Ainda outros métodos são detalhados em um memorial de Llerena, a sede de um dos tribunais mais
antigos com jurisdição sobre a Extremadura. Afirmava que durante muitos anos a Inquisição havia
encontrado pouco ou nada a fazer, até que surgiu um novo juiz, o Licenciado Bravo. Ele era um nativo de
Fregenal, uma cidade da província, onde ele tinha amargas leis e inimizades ativas; ele tinha dois meses de
treinamento sob Lucero em Córdova e ele veio armado com ampla evidência reunida lá. À sua chegada,
sem esperar por formalidades ou outros depoimentos, fez um grande número de prisões e enviou a
Badajoz, onde apreendeu mais quarenta e as levou a Llerena. Eles eram principalmente homens de riqueza
cujas fortunas eram atraentes objetos de espoliação, e Bravo cuidou de seus parentes, nomeando-os para
posições nas quais eles poderiam apropriar-se muito da propriedade sequestrada. O tratamento dos
prisioneiros foi mais brutal, e quando seu colega, Inquisidor Villart, que não era totalmente desprovido de
compaixão, foi ouvido protestando com ele e dizendo que a morte dos cativos seria em suas almas, Bravo
disse a ele para segurar sua paz, pois aquele que o colocara ali desejava que todos morressem, um por um.

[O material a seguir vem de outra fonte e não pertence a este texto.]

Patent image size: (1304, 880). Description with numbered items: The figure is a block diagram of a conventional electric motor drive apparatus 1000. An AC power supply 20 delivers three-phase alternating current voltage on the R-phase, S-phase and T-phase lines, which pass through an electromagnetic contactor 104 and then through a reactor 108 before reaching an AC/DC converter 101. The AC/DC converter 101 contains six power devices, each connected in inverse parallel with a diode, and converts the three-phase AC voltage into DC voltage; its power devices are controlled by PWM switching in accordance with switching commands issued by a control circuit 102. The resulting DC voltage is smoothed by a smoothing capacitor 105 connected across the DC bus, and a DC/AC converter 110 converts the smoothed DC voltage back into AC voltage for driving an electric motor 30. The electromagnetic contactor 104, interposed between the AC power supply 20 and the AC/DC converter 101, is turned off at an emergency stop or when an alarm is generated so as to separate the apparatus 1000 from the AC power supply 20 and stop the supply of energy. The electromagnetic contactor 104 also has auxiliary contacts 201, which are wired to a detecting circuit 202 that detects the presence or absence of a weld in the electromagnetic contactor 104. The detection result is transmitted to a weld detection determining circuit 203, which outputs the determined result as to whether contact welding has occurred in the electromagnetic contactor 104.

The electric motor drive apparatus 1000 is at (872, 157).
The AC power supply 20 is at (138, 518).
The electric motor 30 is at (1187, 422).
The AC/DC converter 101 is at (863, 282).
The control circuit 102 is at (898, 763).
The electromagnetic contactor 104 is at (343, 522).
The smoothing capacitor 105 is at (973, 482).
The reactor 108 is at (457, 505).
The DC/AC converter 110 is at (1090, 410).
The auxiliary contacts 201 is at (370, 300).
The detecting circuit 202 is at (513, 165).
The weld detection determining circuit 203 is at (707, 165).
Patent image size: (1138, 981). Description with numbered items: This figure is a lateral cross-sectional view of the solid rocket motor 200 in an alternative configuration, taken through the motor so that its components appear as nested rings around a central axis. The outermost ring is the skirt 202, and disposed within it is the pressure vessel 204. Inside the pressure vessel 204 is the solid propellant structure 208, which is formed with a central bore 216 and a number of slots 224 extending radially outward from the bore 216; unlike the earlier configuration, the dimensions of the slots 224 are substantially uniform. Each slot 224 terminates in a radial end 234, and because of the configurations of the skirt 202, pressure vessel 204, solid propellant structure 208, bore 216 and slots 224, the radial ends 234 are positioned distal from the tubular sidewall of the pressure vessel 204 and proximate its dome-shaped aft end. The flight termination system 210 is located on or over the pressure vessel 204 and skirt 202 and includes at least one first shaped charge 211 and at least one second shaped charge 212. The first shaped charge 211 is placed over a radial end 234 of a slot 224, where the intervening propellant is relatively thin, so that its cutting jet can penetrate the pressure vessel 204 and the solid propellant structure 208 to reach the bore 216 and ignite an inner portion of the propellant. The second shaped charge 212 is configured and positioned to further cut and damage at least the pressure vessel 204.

Os peticionários estavam muito dispostos a serem remetidos ao tribunal de Sevilha ou a ter juízes que
punissem os culpados e libertassem os inocentes, mas sinceramente imploravam, pela Paixão de Cristo,
que não fossem deixados à mercê do Inquisidor. Deza geral. Ordens, eles disseram, tinha sido dado a ele
para mitigar em algum grau os sofrimentos do povo de Jaen, que ele suprimiu e substituiu por instruções
para executar a justiça. O que isso significava que podemos nos reunir de um último apelo desesperado,
pelos amigos dos prisioneiros de Jaén, para a rainha Juana; uma junta de advogados, disseram eles, estava
montada, um andaime de imensas proporções estava em construção; sua única esperança estava nela e
pediram-lhe que ordenasse que nenhum auto de fé fosse mantido até que pessoas imparciais pudessem
[577]
averiguar a verdade quanto aos prisioneiros miseráveis. Juana não estava em condições de responder a
esta oração agonizante, e podemos seguramente assumir que a cobiça e a crueldade reclamaram suas
vítimas. Estes vislumbres no Os métodos dos tribunais elucidam as declarações do Capitão Avora quanto à
desolação espalhada pela terra pela Inquisição.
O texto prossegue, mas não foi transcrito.